I hate humor changes. I have kind of of meltdown. Suddenly I’m happy, suddenly sad, suddenly bored and then tired. I’m losing all of my energy, I might go somewhere to get rid of this horrible feeling of just being lazy around. I can’t even with myself, I feel kind of bipolar, and it sucks. My neck aches, my tooth too, I don’t have energy even after drinking a cup of coffee. I don’t like to complain but GOD, there’s too much here and moreover , it’s really hot! The weather were I live it’s unbelievable, one day it’s all cold and the next one all hot and suddenly it’s cold again. I can’t wait for the Saturday, the weather will be a little bit fresher. I might need a chocolate and clothing. I need to buy something, it might cheer me up. I’ve been looking for white tights and I know where to buy them but it’s been a while since the last time I felt like going there to buy anything. It is time! I will also purchase chocolate, I just need it, I’m getting all crazy here. And I will go earlier to heat my food because I’m really hungry. 

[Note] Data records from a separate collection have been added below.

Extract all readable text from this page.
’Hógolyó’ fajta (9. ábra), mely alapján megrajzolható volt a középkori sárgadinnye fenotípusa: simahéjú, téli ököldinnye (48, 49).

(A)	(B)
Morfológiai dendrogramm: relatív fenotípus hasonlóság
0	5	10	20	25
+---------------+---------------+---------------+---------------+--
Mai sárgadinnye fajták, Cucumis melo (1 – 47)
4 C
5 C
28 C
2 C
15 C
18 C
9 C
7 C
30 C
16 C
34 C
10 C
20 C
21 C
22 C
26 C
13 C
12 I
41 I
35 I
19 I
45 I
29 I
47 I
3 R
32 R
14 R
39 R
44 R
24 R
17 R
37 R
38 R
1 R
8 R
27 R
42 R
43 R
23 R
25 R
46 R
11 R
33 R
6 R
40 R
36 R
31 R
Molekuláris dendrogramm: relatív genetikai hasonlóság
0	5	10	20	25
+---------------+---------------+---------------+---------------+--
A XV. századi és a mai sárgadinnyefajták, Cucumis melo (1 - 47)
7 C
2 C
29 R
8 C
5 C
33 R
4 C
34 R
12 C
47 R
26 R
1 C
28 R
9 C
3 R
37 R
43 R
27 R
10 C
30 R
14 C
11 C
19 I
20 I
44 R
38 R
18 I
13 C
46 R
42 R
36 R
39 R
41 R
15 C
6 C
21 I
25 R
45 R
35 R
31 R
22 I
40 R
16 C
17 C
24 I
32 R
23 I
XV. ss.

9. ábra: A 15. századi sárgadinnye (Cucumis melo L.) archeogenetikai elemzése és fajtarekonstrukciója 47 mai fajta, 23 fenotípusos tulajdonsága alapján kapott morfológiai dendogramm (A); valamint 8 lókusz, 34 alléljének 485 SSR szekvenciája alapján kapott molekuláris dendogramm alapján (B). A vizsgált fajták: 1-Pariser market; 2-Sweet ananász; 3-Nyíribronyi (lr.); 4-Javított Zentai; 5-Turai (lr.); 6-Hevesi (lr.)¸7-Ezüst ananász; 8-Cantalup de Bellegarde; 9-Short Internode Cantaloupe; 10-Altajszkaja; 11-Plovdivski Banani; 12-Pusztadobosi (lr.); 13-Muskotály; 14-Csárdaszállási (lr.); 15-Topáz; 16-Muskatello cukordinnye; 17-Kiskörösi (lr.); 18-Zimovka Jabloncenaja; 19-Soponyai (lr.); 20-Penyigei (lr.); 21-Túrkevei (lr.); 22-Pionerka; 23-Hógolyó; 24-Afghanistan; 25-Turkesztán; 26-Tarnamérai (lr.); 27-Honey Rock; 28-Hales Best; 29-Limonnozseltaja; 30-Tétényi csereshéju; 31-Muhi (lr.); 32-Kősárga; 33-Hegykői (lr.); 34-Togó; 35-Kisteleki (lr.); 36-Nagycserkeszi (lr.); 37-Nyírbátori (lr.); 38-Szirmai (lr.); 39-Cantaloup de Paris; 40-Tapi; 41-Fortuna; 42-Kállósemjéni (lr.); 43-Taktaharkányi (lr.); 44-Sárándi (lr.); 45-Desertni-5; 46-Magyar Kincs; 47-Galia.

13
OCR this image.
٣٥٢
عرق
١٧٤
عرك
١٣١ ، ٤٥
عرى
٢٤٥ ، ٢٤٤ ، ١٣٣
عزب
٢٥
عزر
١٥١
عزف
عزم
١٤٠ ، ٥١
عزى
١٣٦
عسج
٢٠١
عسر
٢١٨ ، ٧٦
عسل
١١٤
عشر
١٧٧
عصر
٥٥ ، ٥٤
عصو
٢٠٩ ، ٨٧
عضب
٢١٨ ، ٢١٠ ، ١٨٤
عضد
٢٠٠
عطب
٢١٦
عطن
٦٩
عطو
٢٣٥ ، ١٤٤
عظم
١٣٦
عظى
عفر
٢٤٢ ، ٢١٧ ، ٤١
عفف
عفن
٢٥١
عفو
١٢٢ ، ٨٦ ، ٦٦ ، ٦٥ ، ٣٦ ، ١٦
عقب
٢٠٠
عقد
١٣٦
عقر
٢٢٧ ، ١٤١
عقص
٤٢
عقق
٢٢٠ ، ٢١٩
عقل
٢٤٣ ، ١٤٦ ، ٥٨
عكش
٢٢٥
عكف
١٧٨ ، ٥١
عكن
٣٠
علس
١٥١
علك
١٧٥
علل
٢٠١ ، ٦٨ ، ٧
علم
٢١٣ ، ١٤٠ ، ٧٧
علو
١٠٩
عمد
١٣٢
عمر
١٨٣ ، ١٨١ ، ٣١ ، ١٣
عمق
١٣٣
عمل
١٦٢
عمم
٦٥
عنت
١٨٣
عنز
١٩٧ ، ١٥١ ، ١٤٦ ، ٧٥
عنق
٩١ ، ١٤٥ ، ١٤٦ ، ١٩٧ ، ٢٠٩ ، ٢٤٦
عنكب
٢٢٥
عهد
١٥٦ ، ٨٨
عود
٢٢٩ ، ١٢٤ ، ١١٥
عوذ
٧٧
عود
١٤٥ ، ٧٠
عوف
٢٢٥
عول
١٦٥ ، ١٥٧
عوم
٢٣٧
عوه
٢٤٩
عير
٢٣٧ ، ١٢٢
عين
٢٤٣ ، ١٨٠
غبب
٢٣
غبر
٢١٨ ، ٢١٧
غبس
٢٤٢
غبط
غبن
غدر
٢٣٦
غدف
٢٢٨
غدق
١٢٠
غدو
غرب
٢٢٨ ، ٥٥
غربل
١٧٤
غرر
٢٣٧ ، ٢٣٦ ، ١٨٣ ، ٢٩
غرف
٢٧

Being to much around the computer makes me all cranky. When I’m not that interested in my work I get really tired and bored. I’m sick of feeling like it, I need a change asap and I know that it’s coming soon but sometimes I can’t wait. It will be great if my change comes at April. After my vacations. Thank god my trip to Guadalajara it’s four weeks away. I must be patient. I need a change of air.